Bury is a good town to explore: can we see the station, please? I remember that was a treat.
Nearby Risby and Little Saxham have round-towered churches - but that's another story.
I am not always a huge fan of red-brick Tudor-Gothic revival style with stone mullioned windows, prominent gables and tall chimneys. I wouldn't go as far as saying that a bank needed a domestic feel; if a building was going to be a bank, I suppose it had to represent stability and trustworthiness. Otherwise citizens would keep their hard earned savings under the mattress.
Joseph: The station is indeed a treat. I hope I'll get to it, but have one or two other things to get off my chest first.
Hels: Well, it's a matter of taste, really. Stability ans trustworthiness are certainly important, and seem embodied by some of the classical banks one sees.
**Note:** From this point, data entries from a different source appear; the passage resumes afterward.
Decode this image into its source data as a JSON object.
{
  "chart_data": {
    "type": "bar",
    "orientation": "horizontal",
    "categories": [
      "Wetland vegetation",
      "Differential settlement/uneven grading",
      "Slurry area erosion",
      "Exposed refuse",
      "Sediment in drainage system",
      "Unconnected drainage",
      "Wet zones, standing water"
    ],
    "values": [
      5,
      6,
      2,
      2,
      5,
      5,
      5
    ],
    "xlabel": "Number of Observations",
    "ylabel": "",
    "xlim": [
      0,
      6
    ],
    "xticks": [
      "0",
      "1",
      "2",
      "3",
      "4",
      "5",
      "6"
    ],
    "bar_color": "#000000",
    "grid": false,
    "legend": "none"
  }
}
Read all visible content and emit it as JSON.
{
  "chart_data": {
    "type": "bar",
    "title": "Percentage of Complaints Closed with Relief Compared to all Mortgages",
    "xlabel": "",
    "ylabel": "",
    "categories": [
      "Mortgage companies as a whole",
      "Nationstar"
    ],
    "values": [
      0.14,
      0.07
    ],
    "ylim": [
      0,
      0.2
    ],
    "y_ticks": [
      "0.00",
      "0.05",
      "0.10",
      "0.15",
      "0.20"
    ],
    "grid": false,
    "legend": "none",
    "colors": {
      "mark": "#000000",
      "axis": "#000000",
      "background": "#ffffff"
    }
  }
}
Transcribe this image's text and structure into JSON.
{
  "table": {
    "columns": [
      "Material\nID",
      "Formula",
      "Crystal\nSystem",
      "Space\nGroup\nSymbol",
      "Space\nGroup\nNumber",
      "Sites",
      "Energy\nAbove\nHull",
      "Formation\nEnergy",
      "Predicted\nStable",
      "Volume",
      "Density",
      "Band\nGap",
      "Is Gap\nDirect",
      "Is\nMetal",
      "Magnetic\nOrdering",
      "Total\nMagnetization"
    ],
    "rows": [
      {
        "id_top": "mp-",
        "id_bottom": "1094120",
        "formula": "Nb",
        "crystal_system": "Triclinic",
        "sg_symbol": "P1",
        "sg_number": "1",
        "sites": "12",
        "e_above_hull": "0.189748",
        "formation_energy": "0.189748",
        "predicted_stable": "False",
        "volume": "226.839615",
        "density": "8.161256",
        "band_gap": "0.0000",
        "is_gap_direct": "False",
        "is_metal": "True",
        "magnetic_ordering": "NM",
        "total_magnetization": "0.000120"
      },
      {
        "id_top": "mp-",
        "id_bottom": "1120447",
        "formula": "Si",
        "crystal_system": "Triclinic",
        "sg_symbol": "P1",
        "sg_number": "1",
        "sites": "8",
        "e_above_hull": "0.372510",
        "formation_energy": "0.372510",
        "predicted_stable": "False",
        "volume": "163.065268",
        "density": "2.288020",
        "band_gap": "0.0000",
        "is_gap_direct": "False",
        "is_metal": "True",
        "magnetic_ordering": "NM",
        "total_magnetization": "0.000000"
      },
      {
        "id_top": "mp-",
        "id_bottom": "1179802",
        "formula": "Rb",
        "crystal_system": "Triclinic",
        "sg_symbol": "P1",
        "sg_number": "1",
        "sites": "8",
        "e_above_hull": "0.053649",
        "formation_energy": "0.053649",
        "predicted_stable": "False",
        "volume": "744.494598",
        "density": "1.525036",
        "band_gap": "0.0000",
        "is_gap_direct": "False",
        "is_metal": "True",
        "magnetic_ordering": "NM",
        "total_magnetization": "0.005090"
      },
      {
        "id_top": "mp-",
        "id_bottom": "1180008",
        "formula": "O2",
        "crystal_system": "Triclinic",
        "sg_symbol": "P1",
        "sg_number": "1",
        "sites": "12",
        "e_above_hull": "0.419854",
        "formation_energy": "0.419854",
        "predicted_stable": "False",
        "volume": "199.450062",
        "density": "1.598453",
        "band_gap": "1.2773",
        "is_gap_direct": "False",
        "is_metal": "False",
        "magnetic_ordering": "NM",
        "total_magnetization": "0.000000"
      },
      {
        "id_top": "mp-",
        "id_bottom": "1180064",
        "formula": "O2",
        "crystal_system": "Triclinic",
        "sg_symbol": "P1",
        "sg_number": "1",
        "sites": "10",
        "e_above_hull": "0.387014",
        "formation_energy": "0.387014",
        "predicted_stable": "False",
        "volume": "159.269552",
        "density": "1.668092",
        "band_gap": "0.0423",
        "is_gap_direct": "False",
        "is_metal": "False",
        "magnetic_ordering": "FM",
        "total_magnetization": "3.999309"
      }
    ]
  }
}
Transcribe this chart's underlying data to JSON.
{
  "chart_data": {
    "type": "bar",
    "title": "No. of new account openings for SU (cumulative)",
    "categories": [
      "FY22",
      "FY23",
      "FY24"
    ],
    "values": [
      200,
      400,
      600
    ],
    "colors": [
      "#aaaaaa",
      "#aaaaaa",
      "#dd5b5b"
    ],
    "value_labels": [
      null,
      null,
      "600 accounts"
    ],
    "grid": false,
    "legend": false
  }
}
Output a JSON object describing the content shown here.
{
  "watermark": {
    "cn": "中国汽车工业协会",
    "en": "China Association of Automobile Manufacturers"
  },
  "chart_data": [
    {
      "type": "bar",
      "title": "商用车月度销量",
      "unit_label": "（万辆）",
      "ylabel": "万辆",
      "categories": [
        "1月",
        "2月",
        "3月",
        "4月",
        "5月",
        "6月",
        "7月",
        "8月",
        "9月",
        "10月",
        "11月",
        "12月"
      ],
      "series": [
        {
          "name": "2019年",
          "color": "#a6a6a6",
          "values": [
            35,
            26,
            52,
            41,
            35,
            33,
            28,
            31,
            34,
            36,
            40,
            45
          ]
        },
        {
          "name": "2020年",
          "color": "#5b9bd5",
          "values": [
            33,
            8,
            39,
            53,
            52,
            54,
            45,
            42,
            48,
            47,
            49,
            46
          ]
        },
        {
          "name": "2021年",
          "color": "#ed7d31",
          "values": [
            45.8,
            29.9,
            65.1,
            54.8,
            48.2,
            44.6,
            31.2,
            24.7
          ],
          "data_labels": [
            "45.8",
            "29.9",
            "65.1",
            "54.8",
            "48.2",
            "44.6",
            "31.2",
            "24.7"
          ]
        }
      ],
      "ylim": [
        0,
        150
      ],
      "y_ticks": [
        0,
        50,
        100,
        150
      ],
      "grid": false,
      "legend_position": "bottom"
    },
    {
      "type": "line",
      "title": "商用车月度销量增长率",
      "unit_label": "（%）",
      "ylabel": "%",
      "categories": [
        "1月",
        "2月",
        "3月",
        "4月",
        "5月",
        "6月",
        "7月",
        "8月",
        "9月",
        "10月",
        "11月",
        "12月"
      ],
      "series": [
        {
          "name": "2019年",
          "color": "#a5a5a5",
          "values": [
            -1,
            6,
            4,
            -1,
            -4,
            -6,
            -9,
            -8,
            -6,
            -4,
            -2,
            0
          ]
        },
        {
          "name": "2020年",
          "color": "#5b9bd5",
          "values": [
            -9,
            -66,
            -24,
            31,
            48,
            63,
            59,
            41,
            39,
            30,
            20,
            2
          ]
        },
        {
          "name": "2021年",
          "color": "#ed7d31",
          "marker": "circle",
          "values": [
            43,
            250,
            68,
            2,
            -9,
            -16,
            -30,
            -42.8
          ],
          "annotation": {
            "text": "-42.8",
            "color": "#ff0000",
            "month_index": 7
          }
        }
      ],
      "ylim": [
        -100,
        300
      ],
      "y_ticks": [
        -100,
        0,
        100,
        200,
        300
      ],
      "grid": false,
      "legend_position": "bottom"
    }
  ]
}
But maybe for a savings bank, designed to attract less well-off customers, a more homely style could appeal.
I think the point about the styles of different types of bank is relevant. In Leicester the building that housed the Trustee Savings Bank in St Martin's by Edward Burgess 1873, is in red brick with stone window frames in a restrained Venetian Gothic, emphasis being on the corner door. Nearby the former Pare's Bank later the National Westminster Bank by S Perkin Pick 1900, is in Portland Stone with giant Ionic columns, rusticated ground floor, carved frieze of classical figures and two Tuscan colonnaded domed towers. There are some nice Art Nouveau touches in the lamp standards flanking the steps. It is probably the the most extravagant building of it's period in the city. Pares was a long established private bank and obviously catering to a different clientele than the Savings Bank on the adjacent corner.
Osbert Lancaster coined the phrase 'Bankers Georgian' to describe the neo-Georgian classical style that many High street bank branches were built in.